The filing of new cases began to level off during the early nineties, and the Fund assets gradually increased. By 1992 the HCSF was considered actuarially balanced, and premium surcharges were reduced accordingly. By this time, interest in phasing out the HCSF had waned. Instead, the 1994 Legislature decided to remove the HCSF from the Insurance Department. On July 1, 1995 the HCSF was made independent, and the Board of Governors appointed an Executive Director. The Commissioner of Insurance retains an important role, however.
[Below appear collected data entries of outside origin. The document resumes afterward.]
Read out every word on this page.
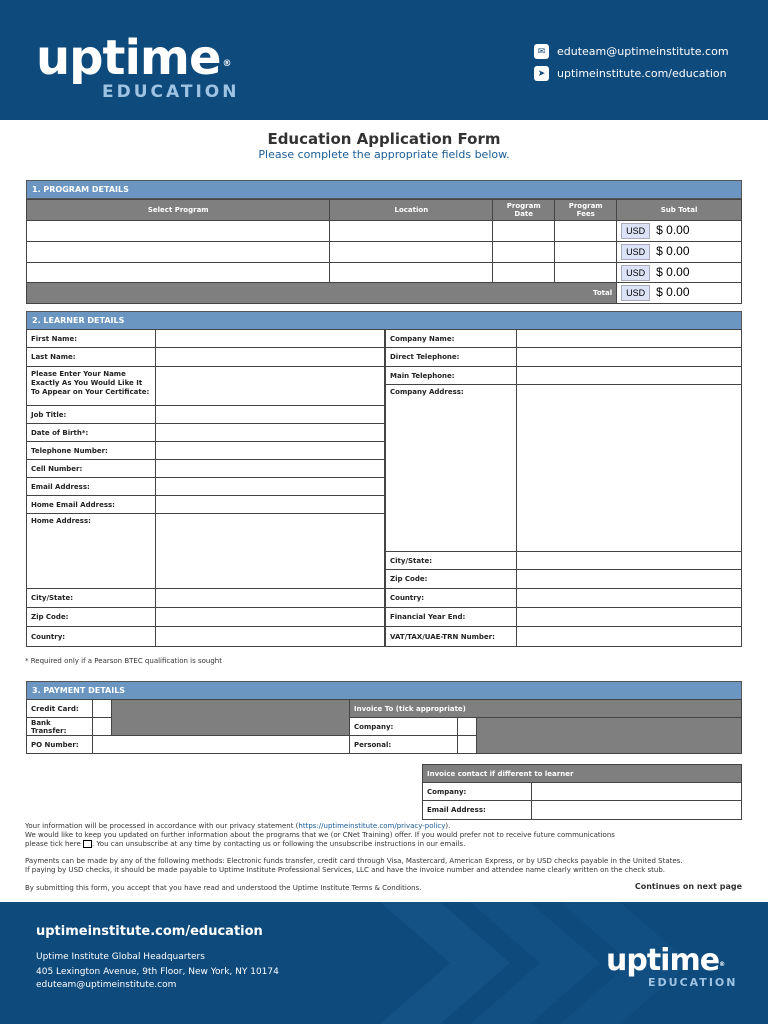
uptime ®
EDUCATION
✉	eduteam@uptimeinstitute.com
➤	uptimeinstitute.com/education
Education Application Form
Please complete the appropriate fields below.
1. PROGRAM DETAILS
Select Program	Location	Program Date	Program Fees	Sub Total
				USD $ 0.00
				USD $ 0.00
				USD $ 0.00
Total				USD $ 0.00
2. LEARNER DETAILS
First Name:	
Last Name:	
Please Enter Your Name Exactly As You Would Like It To Appear on Your Certificate:	
Job Title:	
Date of Birth*:	
Telephone Number:	
Cell Number:	
Email Address:	
Home Email Address:	
Home Address:	
City/State:	
Zip Code:	
Country:	
Company Name:	
Direct Telephone:	
Main Telephone:	
Company Address:	
City/State:	
Zip Code:	
Country:	
Financial Year End:	
VAT/TAX/UAE-TRN Number:	
* Required only if a Pearson BTEC qualification is sought
3. PAYMENT DETAILS
Credit Card:			Invoice To (tick appropriate)		
Bank Transfer:			Company:		
PO Number:			Personal:		
Invoice contact if different to learner	
Company:	
Email Address:	
Your information will be processed in accordance with our privacy statement (https://uptimeinstitute.com/privacy-policy).
We would like to keep you updated on further information about the programs that we (or CNet Training) offer. If you would prefer not to receive future communications
please tick here . You can unsubscribe at any time by contacting us or following the unsubscribe instructions in our emails.
Payments can be made by any of the following methods: Electronic funds transfer, credit card through Visa, Mastercard, American Express, or by USD checks payable in the United States.
If paying by USD checks, it should be made payable to Uptime Institute Professional Services, LLC and have the invoice number and attendee name clearly written on the check stub.
By submitting this form, you accept that you have read and understood the Uptime Institute Terms & Conditions.	Continues on next page
uptimeinstitute.com/education
Uptime Institute Global Headquarters
405 Lexington Avenue, 9th Floor, New York, NY 10174
eduteam@uptimeinstitute.com
uptime®
EDUCATION
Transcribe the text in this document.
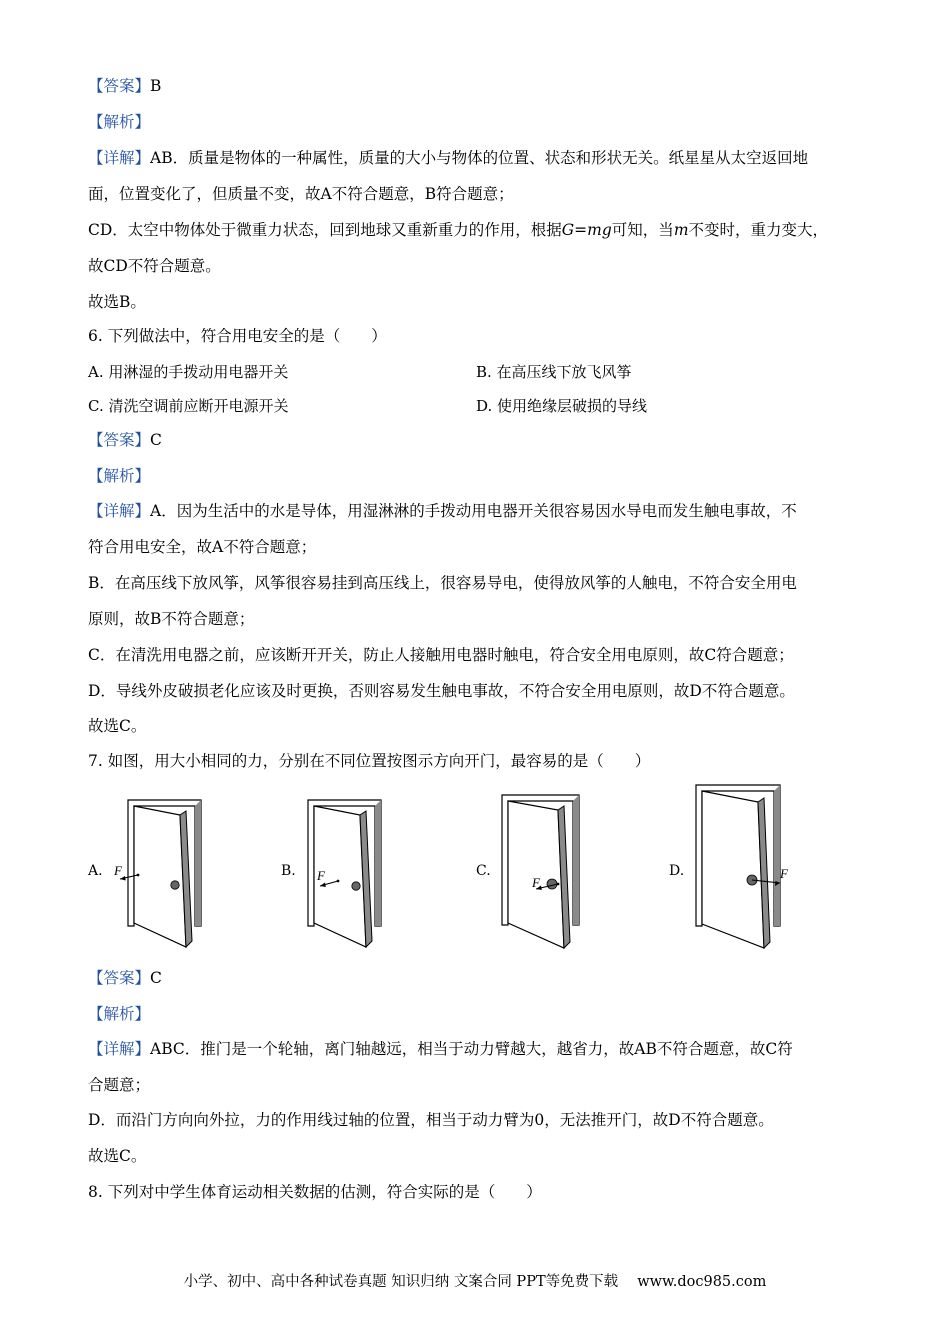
【答案】B
【解析】
【详解】AB．质量是物体的一种属性，质量的大小与物体的位置、状态和形状无关。纸星星从太空返回地
面，位置变化了，但质量不变，故A不符合题意，B符合题意；
CD．太空中物体处于微重力状态，回到地球又重新重力的作用，根据G=mg可知，当m不变时，重力变大，
故CD不符合题意。
故选B。
6. 下列做法中，符合用电安全的是（　　）
A. 用淋湿的手拨动用电器开关	B. 在高压线下放飞风筝
C. 清洗空调前应断开电源开关	D. 使用绝缘层破损的导线
【答案】C
【解析】
【详解】A．因为生活中的水是导体，用湿淋淋的手拨动用电器开关很容易因水导电而发生触电事故，不
符合用电安全，故A不符合题意；
B．在高压线下放风筝，风筝很容易挂到高压线上，很容易导电，使得放风筝的人触电，不符合安全用电
原则，故B不符合题意；
C．在清洗用电器之前，应该断开开关，防止人接触用电器时触电，符合安全用电原则，故C符合题意；
D．导线外皮破损老化应该及时更换，否则容易发生触电事故，不符合安全用电原则，故D不符合题意。
故选C。
7. 如图，用大小相同的力，分别在不同位置按图示方向开门，最容易的是（　　）
A. F	B. F	C.
F
D.	F
【答案】C
【解析】
【详解】ABC．推门是一个轮轴，离门轴越远，相当于动力臂越大，越省力，故AB不符合题意，故C符
合题意；
D．而沿门方向向外拉，力的作用线过轴的位置，相当于动力臂为0，无法推开门，故D不符合题意。
故选C。
8. 下列对中学生体育运动相关数据的估测，符合实际的是（　　）
小学、初中、高中各种试卷真题 知识归纳 文案合同 PPT等免费下载　 www.doc985.com
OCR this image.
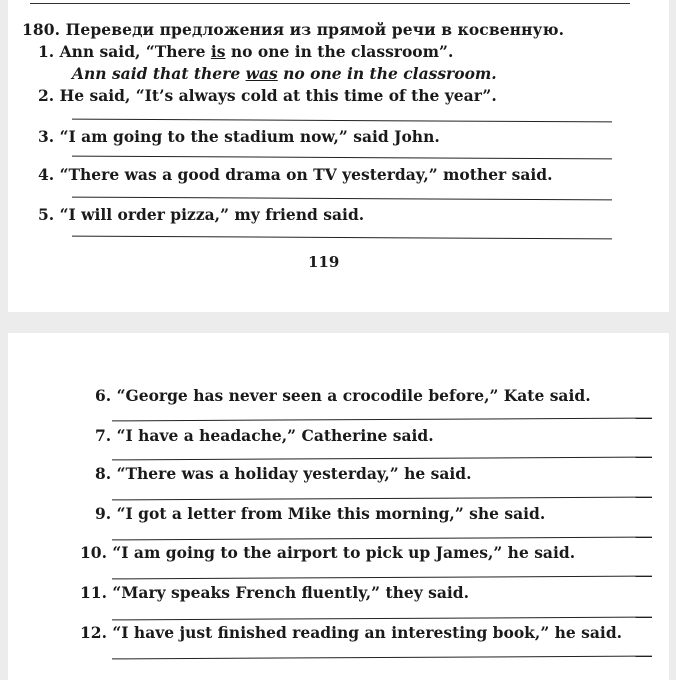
180. Переведи предложения из прямой речи в косвенную.
1. Ann said, “There is no one in the classroom”.
Ann said that there was no one in the classroom.
2. He said, “It’s always cold at this time of the year”.
3. “I am going to the stadium now,” said John.
4. “There was a good drama on TV yesterday,” mother said.
5. “I will order pizza,” my friend said.
119
6. “George has never seen a crocodile before,” Kate said.
7. “I have a headache,” Catherine said.
8. “There was a holiday yesterday,” he said.
9. “I got a letter from Mike this morning,” she said.
10. “I am going to the airport to pick up James,” he said.
11. “Mary speaks French fluently,” they said.
12. “I have just finished reading an interesting book,” he said.
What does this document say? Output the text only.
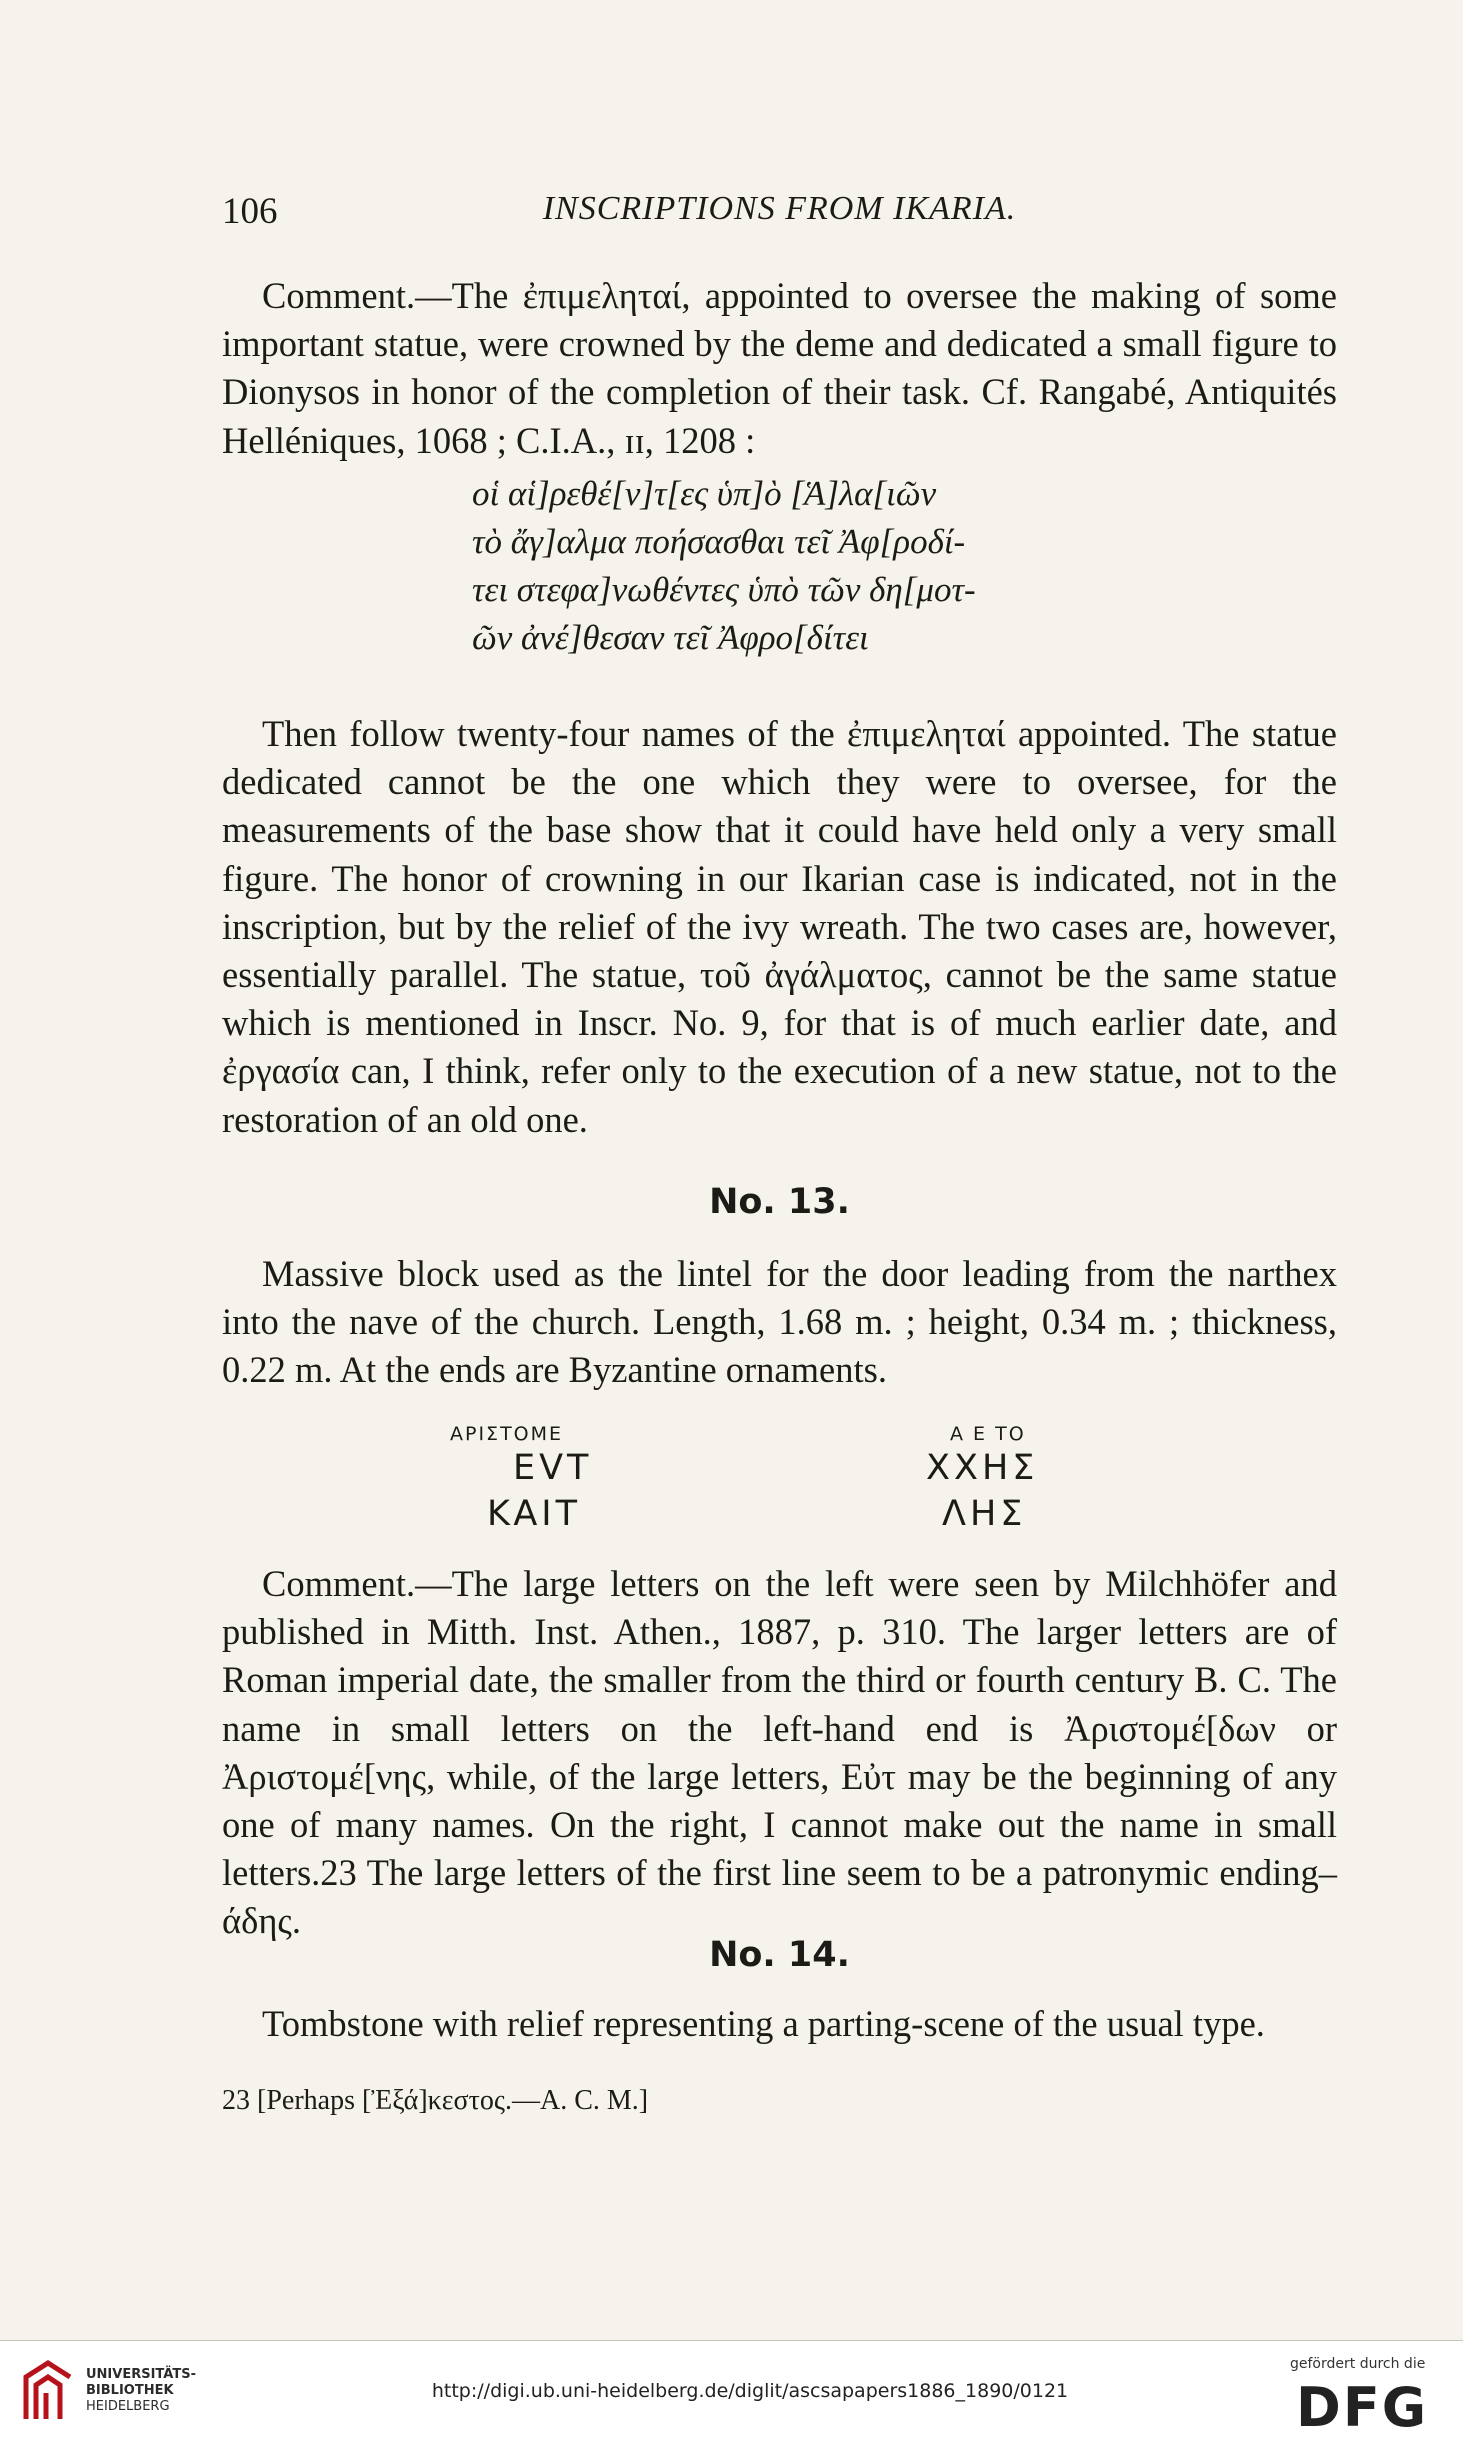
106	INSCRIPTIONS FROM IKARIA.

Comment.—The ἐπιμεληταί, appointed to oversee the making of some important statue, were crowned by the deme and dedicated a small figure to Dionysos in honor of the completion of their task. Cf. Rangabé, Antiquités Helléniques, 1068 ; C.I.A., ɪɪ, 1208 :

οἱ αἱ]ρεθέ[ν]τ[ες ὑπ]ὸ [Ἁ]λα[ιῶν
τὸ ἄγ]αλμα ποήσασθαι τεῖ Ἀφ[ροδί-
τει στεφα]νωθέντες ὑπὸ τῶν δη[μοτ-
ῶν ἀνέ]θεσαν τεῖ Ἀφρο[δίτει

Then follow twenty-four names of the ἐπιμεληταί appointed. The statue dedicated cannot be the one which they were to oversee, for the measurements of the base show that it could have held only a very small figure. The honor of crowning in our Ikarian case is indicated, not in the inscription, but by the relief of the ivy wreath. The two cases are, however, essentially parallel. The statue, τοῦ ἀγάλματος, cannot be the same statue which is mentioned in Inscr. No. 9, for that is of much earlier date, and ἐργασία can, I think, refer only to the execution of a new statue, not to the restoration of an old one.

No. 13.

Massive block used as the lintel for the door leading from the narthex into the nave of the church. Length, 1.68 m. ; height, 0.34 m. ; thickness, 0.22 m. At the ends are Byzantine ornaments.

ΑΡΙΣΤΟΜΕ
EVT
KAIT
Α Ε ΤΟ
ΧΧΗΣ
ΛΗΣ

Comment.—The large letters on the left were seen by Milchhöfer and published in Mitth. Inst. Athen., 1887, p. 310. The larger letters are of Roman imperial date, the smaller from the third or fourth century B. C. The name in small letters on the left-hand end is Ἀριστομέ[δων or Ἀριστομέ[νης, while, of the large letters, Εὐτ may be the beginning of any one of many names. On the right, I cannot make out the name in small letters.23 The large letters of the first line seem to be a patronymic ending–άδης.

No. 14.

Tombstone with relief representing a parting-scene of the usual type.

23 [Perhaps [Ἐξά]κεστος.—A. C. M.]
UNIVERSITÄTS-
BIBLIOTHEK
HEIDELBERG
http://digi.ub.uni-heidelberg.de/diglit/ascsapapers1886_1890/0121
gefördert durch die
DFG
Members of the Board of Governors are appointed by the Commissioner.
The Kansas Health Care Provider Insurance Availability Act has accomplished legislative intent. It provides stability by assuring that physicians and other health care professionals have access to liability insurance, it promotes a stable market environment for the commercial insurance companies, and it provides for efficient administration of the Health Care Stabilization Fund.
The HCSF is currently governed by a Board consisting of five physicians, three representatives of Kansas hospitals, one representative of Kansas adult care facilities, one chiropractor, and one nurse anesthetist. The day to day operations are managed by an Executive Director.
Health care providers are required to purchase professional liability insurance from commercial companies or from the Availability Plan. The insurance policy must provide minimum coverage limits of $200,000 per claim with an annual aggregate total limit of $600,000 coverage. The health care providers are also required to select one of three options for additional coverage via the HCSF. Those options are: $100,000 per claim with $300,000 annual aggregate, $300,000 per claim with $900,000 annual aggregate, or $800,000 per claim with $2,400,000 annual aggregate.
As of January 1, 2015 there are twenty one categories of health care providers required by law to participate in the HCSF: (1) three types of medical care facilities – hospitals, ambulatory surgery centers, and recuperation centers, (2) three types of adult care facilities – nursing facilities, assisted living facilities, and residential health care facilities, (3) the three licensees under the Healing Arts Act; D.C.s, D.O.s, and M.D.s, (4) podiatrists, (5) nurse anesthetists, (6) nurse midwives, (7) physician assistants, (8) professional corporations, (9) limited liability companies, (10) partnerships, (11) not-for-profit corporations, (12) graduate medical education programs affiliated with the University of Kansas, (13) dentists certified by the Board of Healing Arts to administer anesthesia, (14) community mental health centers, and (15) one psychiatric hospital.